Find an explicit bijection between the spaces of sequences of $\{0, 1, 2, 3, 4, 5\}$ of sequences of $\{0, 1, 2, 3, 4, 5, 6, 7, 8, 9, 10, 11\}$. We know there is a bijection between these two space. We even know there is a topological conjugacy if we consider adding machines on them. But I would like to see an explicit bijection between the space of sequences of the set $\{0, 1, 2, 3, 4, 5\}$ and the space of sequences of the set $\{0, 1, 2, 3, 4, 5, 6, 7, 8, 9, 10, 11\}$.
If we have, for example, spaces of sequences of sets $\{0, 1\}$ and $\{0, 1, 2, 3\}$ it is easy to find a bijection between these two spaces. Simply code numbers as follows:
$$00 \mapsto 0, 10 \mapsto 1, 01 \mapsto 2, 11 \mapsto 3.$$
Hence for example the sequence $(001100110011\ldots) \mapsto (030303\ldots)$.
It is always easy to find this coding if we have sets of the forms $\{0, 1, \ldots, j - 1\}$ and $\{0, 1, \ldots, j^n - 1\}$. But I don't know how to find it in more general cases.
Edit: being equivalent means there is a bijection and it is important to explicitly find a bijection.
 A: We can consider sequences of $\{0,1,\dots,5\}$ and $\{0,1,\dots,11\}$ as the digits in base 6 and 12 of real numbers in the interval $[0,1]$. So we can try taking a sequence of $\{0,\dots,6\}$, turn it into a real number, then take the base 12 expansion of this real number to get a sequence of $\{0,1\dots,11\}$. This almost gives a bijection, but some numbers will have two expansions (for instance, in base 6 $.05555\dots=.10000\dots$). These overlapping cases happen exactly when one of the expansions has only finitely many non-zero digits, so we can deal with those cases separately. If we have finitely many non-zero terms, we can take the last non-zero term, and read backwards from there to get a unique finite sequence. Now as Tom mentioned in the comments, we do have a straight forward bijection between finite sequences, just treat them as expressions of integers in base 6 and 12.
So, to summarize, our bijection takes some sequence of $\{0,1,\dots,5\}$, if it has infinitely many non-zero terms it takes this to the real number you get by treating the sequence as the digits in base 6, then takes this real number to the sequence you get from its digits in base 12 (choosing the expansion with infinitely many non-zero terms if there is more than one base 12 expansion). If it has finitely many non-zero terms, it starts from the last non-zero term and reads backwards from there to get a number in base 6, then converts this to base 12 and takes it to the sequence you get from writing out the digits backwards.

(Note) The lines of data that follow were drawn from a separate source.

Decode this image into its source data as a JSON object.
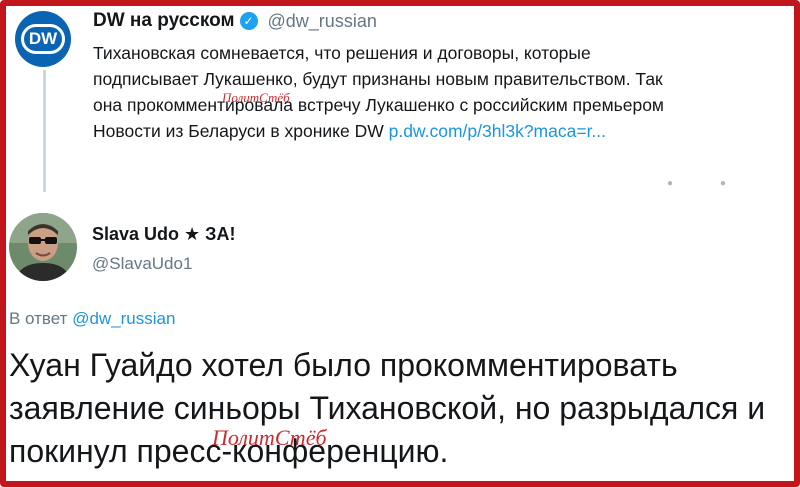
{
  "quoted_tweet": {
    "author_name": "DW на русском",
    "author_handle": "@dw_russian",
    "avatar_label": "DW",
    "text_lines": [
      "Тихановская сомневается, что решения и договоры, которые",
      "подписывает Лукашенко, будут признаны новым правительством. Так",
      "она прокомментировала встречу Лукашенко с российским премьером",
      "Новости из Беларуси в хронике DW "
    ],
    "link": "p.dw.com/p/3hl3k?maca=r..."
  },
  "reply_tweet": {
    "author_name": "Slava Udo ★ ЗА!",
    "author_handle": "@SlavaUdo1",
    "reply_to_prefix": "В ответ",
    "reply_to_handle": "@dw_russian",
    "text_lines": [
      "Хуан Гуайдо хотел было прокомментировать",
      "заявление синьоры Тихановской, но разрыдался и",
      "покинул пресс-конференцию."
    ]
  },
  "watermark": "ПолитСтёб",
  "colors": {
    "frame": "#c0161c",
    "link": "#1b95e0",
    "verified": "#1da1f2",
    "dw_blue": "#0a64b3"
  }
}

A: Speculations too long for a comment.
I agree that the accepted answer from
@AlexanderTenenbaum works. However, deciding whether a sequence contains only a finite number of $0$s requires examining the whole thing - so no sequential algorithm can construct the image of a sequence under this bijection.
Contrast that with the OP's example. Whenever the symbol sets have cardinality $j$ and $j^n$ there's a bijection between lists that is constructed sequentially.
I wonder whether that's the only case where such an algorithm exists. How would you formulate that conjecture? This touches on the old philosophical arguments on completed versus potential infinities.